Microsoft partnership in works for Elementary 18

The Bellevue School District is pursuing a partnership with Microsoft for Elementary 18, the district’s first entirely new elementary school in years, Superintendent Tim Mills recently announced.

The Bellevue School District is pursuing a partnership with Microsoft for Elementary 18, the district’s first entirely new elementary school in years, Superintendent Tim Mills recently announced.

“This is giving us an opportunity to envision and build classroom experiences that is really, truly integrating new approaches to teaching with technology,” Mills told the school board Nov. 17, the same day in which the district had signed a non-binding memorandum of understanding with the Redmond-based corporation.

Elementary 18, which has yet to be named, will be the second school in the district to work with Microsoft.

The company already works with Sammamish High School through their Microsoft Showcase Schools program. The 150 schools involved in the program globally use technology to drive a learning in a multitude of situations and environments.

“One of the things that we’re excited about is using the opportunity to prototype out in the field solutions that aren’t in the marketplace,” said Mark Sparvell, Senior Manager School Leader Audience Worldwide Public Sector, who is heading the Elementary 18 partnership. That being said, he said the partnership is about more than Microsoft providing certain technology or software.

“There was conversation early on about what types of learners they were interested in building,” he added.

A large part of influencing learning through technology at Elementary 18 will be the creation of variable, technology-integrated learning spaces, he said. There’s a multitude of ways to create said spaces, including a mixture of quiet work areas and open learning areas and horizontal and vertical displays. Having all the desks in a classroom facing the front may still occur, but is not the dominant model, according to Sparvell.

“We’re excited to have the permission to think differently about learning spaces.
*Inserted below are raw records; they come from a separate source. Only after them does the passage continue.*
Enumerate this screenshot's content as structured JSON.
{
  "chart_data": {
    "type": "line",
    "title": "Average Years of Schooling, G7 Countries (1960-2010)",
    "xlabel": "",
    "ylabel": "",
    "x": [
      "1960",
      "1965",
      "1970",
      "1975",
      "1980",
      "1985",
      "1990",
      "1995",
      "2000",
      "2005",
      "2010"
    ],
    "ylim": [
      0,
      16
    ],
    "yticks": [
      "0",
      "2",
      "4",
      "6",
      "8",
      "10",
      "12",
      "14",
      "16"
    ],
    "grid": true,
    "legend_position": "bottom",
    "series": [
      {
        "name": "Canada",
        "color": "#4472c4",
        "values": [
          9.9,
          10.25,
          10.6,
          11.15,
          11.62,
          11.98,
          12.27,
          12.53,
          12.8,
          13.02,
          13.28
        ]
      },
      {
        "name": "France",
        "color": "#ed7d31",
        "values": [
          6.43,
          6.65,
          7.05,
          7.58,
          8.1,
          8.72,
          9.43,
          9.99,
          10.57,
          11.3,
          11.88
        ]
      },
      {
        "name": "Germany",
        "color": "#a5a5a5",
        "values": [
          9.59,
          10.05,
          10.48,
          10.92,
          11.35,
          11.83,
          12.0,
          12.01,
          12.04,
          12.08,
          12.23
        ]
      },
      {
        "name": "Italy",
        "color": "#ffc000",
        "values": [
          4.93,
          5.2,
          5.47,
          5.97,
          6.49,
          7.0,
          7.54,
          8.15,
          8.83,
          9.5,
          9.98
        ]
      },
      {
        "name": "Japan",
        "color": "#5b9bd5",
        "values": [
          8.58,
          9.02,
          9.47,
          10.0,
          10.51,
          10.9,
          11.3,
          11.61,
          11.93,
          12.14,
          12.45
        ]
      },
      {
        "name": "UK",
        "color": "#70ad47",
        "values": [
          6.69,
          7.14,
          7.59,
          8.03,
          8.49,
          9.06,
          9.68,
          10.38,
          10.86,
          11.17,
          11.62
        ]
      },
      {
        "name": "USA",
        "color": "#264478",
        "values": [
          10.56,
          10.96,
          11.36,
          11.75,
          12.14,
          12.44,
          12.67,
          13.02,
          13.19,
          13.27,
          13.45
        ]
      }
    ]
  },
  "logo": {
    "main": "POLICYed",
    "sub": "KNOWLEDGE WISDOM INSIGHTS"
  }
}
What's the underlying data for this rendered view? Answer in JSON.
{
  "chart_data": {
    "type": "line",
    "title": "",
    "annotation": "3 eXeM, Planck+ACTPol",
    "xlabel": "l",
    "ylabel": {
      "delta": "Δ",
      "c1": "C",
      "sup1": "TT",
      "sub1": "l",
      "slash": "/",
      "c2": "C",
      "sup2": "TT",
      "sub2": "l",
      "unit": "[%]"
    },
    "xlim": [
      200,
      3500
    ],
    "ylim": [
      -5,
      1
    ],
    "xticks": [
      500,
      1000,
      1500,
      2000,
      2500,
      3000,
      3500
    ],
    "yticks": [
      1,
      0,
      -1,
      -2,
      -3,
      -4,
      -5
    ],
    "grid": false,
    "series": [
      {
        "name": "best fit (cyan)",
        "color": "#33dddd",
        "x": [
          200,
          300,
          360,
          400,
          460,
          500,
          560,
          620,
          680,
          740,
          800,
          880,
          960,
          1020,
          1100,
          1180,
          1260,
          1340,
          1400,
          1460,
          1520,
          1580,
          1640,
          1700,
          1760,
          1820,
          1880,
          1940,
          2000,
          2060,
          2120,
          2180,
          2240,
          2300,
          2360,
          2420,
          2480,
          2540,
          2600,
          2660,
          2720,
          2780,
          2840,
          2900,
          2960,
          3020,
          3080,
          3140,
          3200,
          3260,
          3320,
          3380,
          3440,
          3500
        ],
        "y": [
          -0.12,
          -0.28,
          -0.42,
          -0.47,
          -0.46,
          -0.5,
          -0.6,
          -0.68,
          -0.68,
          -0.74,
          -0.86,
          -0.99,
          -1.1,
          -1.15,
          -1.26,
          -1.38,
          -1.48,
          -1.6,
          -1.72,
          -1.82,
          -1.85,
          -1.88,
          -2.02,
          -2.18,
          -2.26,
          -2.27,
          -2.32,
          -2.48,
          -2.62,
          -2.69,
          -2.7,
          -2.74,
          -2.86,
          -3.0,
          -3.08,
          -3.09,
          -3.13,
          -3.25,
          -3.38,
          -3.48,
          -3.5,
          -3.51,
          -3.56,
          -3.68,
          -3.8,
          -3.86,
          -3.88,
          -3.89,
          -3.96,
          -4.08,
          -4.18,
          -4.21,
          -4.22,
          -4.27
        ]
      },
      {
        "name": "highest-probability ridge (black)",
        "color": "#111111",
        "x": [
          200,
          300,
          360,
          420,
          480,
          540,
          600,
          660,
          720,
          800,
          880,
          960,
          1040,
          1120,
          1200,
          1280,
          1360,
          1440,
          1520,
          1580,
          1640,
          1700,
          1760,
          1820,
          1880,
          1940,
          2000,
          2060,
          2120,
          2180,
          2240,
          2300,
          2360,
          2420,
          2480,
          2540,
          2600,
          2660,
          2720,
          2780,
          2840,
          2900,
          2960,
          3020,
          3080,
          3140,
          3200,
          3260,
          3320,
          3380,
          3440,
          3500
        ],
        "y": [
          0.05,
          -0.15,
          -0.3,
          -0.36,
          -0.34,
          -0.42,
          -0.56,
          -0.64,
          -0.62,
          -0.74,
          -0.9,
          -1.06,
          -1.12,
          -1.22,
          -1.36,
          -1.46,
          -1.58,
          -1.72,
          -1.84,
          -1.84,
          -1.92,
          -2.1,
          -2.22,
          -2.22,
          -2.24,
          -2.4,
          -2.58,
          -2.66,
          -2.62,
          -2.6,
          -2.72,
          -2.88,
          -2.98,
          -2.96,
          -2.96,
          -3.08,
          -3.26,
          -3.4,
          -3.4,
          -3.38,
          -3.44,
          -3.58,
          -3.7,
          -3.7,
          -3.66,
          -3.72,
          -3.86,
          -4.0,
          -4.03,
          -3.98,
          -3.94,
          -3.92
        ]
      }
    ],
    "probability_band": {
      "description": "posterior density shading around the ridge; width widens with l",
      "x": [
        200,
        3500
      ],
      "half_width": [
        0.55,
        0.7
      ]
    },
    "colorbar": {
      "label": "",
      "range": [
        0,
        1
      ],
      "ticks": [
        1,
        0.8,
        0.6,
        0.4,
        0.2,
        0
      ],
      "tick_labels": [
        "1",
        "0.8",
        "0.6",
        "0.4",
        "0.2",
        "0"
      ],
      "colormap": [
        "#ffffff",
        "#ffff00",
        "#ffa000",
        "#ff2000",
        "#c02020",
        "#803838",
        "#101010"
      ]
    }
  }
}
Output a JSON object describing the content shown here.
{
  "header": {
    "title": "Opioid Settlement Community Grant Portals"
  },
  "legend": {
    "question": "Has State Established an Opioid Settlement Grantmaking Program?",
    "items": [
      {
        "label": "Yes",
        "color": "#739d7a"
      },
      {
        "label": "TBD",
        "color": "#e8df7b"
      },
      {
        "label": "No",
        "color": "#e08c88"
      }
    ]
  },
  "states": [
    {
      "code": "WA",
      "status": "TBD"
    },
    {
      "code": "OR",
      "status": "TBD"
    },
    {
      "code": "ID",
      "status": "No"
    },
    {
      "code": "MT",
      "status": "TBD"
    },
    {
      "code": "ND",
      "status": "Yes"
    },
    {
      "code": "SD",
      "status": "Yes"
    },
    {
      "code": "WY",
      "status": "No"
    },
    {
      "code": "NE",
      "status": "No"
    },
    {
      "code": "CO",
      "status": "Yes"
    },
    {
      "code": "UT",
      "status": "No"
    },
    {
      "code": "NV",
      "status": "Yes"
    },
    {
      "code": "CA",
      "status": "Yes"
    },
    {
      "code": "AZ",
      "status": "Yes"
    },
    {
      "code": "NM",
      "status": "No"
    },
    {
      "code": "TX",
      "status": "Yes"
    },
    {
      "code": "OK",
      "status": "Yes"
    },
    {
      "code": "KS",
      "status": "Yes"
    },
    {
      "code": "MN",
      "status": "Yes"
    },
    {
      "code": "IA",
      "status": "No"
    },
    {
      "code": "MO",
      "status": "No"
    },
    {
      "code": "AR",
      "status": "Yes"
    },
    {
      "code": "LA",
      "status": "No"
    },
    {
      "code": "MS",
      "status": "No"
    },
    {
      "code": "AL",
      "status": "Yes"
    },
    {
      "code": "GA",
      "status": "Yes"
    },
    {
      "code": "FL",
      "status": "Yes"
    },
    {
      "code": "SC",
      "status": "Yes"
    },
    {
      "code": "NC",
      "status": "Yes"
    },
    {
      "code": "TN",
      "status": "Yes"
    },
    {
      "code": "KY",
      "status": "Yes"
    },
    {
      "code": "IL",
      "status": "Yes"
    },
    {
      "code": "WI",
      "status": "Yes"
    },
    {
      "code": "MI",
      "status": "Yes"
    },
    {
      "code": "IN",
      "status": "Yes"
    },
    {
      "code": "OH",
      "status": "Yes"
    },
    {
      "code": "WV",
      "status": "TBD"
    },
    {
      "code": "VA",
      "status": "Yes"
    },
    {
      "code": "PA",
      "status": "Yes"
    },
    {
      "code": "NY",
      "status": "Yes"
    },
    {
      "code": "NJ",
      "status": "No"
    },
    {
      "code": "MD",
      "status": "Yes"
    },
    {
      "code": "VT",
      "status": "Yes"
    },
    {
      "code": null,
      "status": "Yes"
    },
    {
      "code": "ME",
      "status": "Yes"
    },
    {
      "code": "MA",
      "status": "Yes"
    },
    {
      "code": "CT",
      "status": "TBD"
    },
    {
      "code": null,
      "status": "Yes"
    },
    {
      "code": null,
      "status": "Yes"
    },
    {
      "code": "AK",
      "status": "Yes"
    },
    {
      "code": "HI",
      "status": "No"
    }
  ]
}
Technology and design can be approached in ways that may be different to mainstream, but don’t look as if they’re in a science-fiction movie,” he said.

Most of the American schools currently involved in the Showcase program — including Sammamish — are secondary schools, but Sparvell said Microsoft is looking forward to working with younger students at a greater extent.

“We see the early years as being foundational in establishing lifelong learners,” he said. “Also, we know that there will be a diversity of learners and language groups who will require machine translations and other adaptive technology solutions to help ESL or other students with learning needs that we can assist and learn from.”

Elementary 18 will draw students from around the downtown and Wilburton areas, relieving overcrowding at Enatai, Woodridge and Clyde Hill. As the Reporter previously reported, enrollment is growing by roughly three percent annually, or close to 600 additional students each year.

Work on the new school and the partnership with Microsoft is expected to take shape over the next 18 months, said Mills.

The district has already begun the permit application and design process for the school, and will be hiring the school’s principal this spring. In addition to the existing steering committee made up of a dozen district staff members, they will be establishing a teacher advisory committee of 10-12 members to give input on the school, Mills added.

“We’re very excited to be moving forward with Microsoft, and we find that this is just an incredible opportunity,” he said.

Microsoft is hoping to reach a definitive agreement with the district by January, said Sparvell.